The counter to these statements from the Democratic establishment is to immediately point out how wealthy the Republicans are and how the (income) tax policies only benefit those who already have money. This is done obliquely and manages to keep the debate about whether or not people do or should pay (income) tax.

There are kernels of truth to the debate, but I would like to take a moment to debunk one of the premises without actually getting at which political party I am likely to vote for this coming November. That is: I pay taxes.

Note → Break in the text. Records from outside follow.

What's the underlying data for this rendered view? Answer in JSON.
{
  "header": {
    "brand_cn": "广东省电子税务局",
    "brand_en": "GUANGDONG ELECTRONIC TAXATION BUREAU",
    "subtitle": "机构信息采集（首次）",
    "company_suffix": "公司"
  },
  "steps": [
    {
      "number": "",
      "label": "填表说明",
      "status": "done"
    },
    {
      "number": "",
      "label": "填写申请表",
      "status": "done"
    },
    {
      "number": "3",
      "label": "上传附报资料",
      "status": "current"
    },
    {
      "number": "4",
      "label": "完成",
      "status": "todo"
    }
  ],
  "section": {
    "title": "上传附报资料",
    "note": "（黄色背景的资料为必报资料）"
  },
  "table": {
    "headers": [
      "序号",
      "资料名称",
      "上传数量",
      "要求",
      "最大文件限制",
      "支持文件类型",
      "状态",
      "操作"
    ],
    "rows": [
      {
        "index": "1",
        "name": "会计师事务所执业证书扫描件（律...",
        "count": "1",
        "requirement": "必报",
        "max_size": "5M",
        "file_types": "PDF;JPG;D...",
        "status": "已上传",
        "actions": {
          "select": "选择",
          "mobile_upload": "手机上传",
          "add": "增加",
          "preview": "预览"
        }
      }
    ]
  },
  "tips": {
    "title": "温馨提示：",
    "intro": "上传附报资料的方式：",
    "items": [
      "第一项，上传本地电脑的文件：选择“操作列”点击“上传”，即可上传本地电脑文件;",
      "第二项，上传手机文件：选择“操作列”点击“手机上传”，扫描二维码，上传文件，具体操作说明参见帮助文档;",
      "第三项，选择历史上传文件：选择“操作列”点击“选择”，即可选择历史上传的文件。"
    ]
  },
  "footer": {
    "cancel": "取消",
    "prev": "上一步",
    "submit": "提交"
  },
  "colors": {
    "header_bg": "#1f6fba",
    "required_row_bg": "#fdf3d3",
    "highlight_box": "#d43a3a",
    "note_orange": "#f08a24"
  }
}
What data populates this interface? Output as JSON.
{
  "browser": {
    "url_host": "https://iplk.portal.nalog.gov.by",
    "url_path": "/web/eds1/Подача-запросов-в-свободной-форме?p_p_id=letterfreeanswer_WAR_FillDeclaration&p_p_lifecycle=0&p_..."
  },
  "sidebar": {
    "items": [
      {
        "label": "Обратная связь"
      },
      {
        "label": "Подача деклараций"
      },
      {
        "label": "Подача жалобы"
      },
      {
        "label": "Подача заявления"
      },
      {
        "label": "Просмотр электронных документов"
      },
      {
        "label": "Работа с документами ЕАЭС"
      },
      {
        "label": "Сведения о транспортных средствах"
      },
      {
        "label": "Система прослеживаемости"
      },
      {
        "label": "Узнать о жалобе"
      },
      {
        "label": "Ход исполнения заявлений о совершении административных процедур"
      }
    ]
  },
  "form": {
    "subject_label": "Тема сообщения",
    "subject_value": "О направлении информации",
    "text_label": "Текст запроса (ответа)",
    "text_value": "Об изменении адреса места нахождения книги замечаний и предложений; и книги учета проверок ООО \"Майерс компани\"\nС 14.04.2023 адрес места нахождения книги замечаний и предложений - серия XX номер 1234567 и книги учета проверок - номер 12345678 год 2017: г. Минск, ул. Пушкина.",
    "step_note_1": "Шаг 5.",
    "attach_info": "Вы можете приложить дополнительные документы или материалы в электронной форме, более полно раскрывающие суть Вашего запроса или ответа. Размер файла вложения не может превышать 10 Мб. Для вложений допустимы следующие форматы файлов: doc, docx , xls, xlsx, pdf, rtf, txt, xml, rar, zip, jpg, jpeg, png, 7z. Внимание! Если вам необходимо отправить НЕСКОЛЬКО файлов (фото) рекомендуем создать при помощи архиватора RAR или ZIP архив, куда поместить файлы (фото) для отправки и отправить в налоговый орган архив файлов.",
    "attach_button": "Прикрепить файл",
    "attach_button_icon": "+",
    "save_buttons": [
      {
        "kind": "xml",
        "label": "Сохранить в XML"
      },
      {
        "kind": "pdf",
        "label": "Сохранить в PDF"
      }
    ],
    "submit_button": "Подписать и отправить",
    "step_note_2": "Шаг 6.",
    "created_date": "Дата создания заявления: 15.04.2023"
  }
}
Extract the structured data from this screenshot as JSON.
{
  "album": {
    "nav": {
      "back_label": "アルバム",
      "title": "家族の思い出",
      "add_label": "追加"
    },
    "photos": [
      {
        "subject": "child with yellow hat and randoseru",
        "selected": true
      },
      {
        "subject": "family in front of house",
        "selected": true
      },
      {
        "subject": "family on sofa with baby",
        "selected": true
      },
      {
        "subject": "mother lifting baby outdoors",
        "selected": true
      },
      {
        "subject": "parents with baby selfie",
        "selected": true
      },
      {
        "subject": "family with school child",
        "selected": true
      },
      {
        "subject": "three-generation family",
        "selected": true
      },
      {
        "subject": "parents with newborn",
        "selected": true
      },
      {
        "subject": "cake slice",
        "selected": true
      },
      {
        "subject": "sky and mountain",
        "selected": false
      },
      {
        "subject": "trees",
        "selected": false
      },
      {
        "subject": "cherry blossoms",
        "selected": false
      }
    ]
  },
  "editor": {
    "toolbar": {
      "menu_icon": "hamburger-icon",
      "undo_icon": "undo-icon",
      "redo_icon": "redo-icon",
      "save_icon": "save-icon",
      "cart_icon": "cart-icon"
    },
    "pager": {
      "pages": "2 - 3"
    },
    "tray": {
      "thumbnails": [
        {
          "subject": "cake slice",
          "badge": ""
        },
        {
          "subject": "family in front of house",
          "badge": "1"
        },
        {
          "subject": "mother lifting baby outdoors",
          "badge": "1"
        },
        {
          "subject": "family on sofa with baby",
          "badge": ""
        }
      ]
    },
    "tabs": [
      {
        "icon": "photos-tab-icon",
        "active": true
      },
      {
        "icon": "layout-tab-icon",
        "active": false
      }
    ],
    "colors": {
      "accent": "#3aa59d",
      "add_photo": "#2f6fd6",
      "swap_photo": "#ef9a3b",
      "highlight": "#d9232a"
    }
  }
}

This is only remarkable in this debate because, as a poor graduate student whose income hovers around subsistence level (and, yes, I feel entitled to food and housing), I do not pay the type of income tax usually discussed in this debate.1 Yet I do pay a payroll tax–that is to say, an interest free loan to the government that I am likely to get back at the end of every year (certainly investing me, and everyone else, in the system). I also pay both medicare and social security taxes, which I would like to get back at some point in my life. And those are just on my income.

I also pay taxes when I purchase gas or go out to eat. When I purchase books and school supplies. When purchase air-fare, pay tolls, or register my car. I When I purchase clothing and food.2 Anyone who has property pays property tax. Even if I get back the money I loaned the government at the end of the year, I still pay all of these other taxes, usually the more regressive taxes that hit people without money at a significantly disproportionate rate. I am also willing to pay these taxes and if, at some point in my life, I have enough money to owe taxes to the government, then I would be happy to do so (largely because it means my income would be higher than it currently is). In the meantime, I would like both parties to realize that my decision about which party I will vote for has little to do with how much money I currently possess or how much money I do or do not pay in income tax and, most importantly, that I do, in fact, pay taxes. We all do.


1That said, I have had to pay Missouri income tax most of the years I have lived here.
2I am in my fourth year in Missouri and this one still offends me.